The Masters of Defence within Germany were the first to organize themselves into guilds, such as the 1480 Marxbrüder. Other guilds included the Company of St Luke (Luxbrueder) and the Federfechter.

==Later==

===Organisation===
Prior to the year 1540, Henry VIII of England, established the Corporation of the Masters of Defence. During 1540, an order was given to nine Masters of Fence and eleven provosts to seek out other individuals acting as instructors who were of lower-standing and ill-repute, which included details of the rules of expected behavior and right conduct for those so-called Masters. In addition, fencing schools were already made party to the rules of law during the same time-period. At about 1570, the ruler of the nation of France recognized the first association of fencing masters of his country.

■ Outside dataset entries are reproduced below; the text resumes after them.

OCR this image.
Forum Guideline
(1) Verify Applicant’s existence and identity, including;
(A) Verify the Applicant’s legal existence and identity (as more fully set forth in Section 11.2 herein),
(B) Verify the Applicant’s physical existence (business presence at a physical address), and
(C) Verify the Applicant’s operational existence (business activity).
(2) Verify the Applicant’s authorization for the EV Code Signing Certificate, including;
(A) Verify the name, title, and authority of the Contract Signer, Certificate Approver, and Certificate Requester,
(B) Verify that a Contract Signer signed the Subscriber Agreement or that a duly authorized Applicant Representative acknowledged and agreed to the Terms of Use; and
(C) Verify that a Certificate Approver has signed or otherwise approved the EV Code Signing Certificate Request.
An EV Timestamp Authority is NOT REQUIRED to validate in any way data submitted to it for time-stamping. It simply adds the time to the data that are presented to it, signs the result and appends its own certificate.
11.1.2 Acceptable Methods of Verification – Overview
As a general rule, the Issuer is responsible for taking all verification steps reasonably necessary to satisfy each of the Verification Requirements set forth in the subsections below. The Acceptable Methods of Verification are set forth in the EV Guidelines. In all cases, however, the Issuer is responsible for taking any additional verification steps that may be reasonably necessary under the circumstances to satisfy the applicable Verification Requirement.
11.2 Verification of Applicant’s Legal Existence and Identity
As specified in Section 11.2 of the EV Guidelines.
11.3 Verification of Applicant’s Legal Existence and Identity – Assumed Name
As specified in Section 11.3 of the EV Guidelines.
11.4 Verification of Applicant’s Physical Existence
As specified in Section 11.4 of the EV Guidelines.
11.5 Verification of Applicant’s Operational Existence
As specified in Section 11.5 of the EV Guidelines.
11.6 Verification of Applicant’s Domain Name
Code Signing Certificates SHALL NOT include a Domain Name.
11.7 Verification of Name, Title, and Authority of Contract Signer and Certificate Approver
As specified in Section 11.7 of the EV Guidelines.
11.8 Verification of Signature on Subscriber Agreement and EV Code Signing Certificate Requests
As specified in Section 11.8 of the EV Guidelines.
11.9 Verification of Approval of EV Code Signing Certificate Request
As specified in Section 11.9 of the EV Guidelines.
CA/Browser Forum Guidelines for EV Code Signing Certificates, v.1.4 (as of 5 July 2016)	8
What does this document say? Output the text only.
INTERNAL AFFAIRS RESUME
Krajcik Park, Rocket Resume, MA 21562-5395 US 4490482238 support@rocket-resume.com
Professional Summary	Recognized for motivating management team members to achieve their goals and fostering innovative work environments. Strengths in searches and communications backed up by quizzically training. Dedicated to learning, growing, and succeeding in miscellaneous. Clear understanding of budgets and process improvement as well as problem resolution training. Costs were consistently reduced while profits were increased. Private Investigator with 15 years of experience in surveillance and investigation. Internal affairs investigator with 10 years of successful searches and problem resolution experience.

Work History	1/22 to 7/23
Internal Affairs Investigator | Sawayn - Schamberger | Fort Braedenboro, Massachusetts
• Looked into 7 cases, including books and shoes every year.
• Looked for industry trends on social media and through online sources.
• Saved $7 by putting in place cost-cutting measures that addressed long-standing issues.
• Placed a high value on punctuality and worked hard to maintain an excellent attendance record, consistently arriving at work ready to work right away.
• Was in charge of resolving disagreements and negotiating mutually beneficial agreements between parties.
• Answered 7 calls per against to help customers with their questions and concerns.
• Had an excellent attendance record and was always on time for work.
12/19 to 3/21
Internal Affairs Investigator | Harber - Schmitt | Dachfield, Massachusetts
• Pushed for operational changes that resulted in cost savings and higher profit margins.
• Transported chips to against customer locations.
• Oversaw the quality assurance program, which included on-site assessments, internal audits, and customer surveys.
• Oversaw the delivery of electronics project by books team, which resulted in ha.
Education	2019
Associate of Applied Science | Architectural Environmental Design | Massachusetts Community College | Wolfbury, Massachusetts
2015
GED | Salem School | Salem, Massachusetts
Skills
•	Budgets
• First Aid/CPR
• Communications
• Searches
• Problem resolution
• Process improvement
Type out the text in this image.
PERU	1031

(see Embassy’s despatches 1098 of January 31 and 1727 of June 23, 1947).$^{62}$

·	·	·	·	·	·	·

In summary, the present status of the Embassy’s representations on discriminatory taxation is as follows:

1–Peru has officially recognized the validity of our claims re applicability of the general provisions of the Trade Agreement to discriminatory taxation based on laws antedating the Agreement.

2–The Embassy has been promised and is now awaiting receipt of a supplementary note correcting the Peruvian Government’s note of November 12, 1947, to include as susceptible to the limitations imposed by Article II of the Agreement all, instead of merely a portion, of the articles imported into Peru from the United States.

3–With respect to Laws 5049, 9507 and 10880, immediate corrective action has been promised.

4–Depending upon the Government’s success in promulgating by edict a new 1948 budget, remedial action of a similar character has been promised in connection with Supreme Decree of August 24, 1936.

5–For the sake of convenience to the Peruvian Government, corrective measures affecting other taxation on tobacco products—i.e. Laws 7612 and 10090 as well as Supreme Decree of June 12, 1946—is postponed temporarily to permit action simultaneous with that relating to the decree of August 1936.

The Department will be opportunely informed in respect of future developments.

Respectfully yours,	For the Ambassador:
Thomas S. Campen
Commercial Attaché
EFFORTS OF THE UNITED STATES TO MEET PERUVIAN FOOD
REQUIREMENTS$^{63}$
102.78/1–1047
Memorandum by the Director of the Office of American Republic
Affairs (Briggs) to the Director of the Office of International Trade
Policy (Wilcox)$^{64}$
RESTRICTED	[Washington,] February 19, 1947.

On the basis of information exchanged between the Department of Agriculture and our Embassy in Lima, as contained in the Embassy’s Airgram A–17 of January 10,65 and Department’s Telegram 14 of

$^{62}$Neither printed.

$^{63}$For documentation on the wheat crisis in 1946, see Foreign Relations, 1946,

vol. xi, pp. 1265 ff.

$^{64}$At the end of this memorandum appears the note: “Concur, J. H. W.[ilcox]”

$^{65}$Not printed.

During the late nineteenth century and twentieth century, there were a number of masters originating in the countries of Belgium, France, Italy, and Hungary, who migrated to the United States of America.

===Personages===
Fencing Masters known to history were Captain Caizo (circa sometime a little prior to July 1547), teacher of Le Sieur de Jarnac (who famously fought Lord Chastaigneraie in a duel); the 16th century Italian masters Agrippa, (Rocco Bonetti c.1570), Capo ferro, Di Grassi, Fabris, Giganti, Marozzo, and Viggiani; Jean Baptiste le Perche du Coudray (c.1603, French); Wilhelm Kreussler father of the Kreussler dynasty, Wernesson de Liancour (c.1686); Sir William Hope (1660-1729); Henry Blackwell; James Figg (champion of the Corporation of Masters of Defence); Heinrich Wilhelm Kreussler a member of Germany's most important master fencing dynasties and teacher of Anthon Friedrich Kahn (18th century); Domenico Angelo; La Boiëssière père and Joseph Boulogne, joint inventors of the fencing mask (c.18th century); Sainct Didier, the supposed father of modern fencing; and General Franz Siegel, the master of the first fencing school in the USA at the New York turnverein (circa.1851).

==Publications==
Between the 13th and 17th centuries, there were more than one hundred manuals of martial defense created by these Masters.

Jean Baptiste le Perche du Coudray (c.1603) was the first of France's modern masters to publish.

There is a 1711 publication by Zach Wylde on the subject.

Amongst others, Egerton Castle wrote a text entitled Schools and Masters of Fencing: From the Middle Ages to the Eighteenth Century.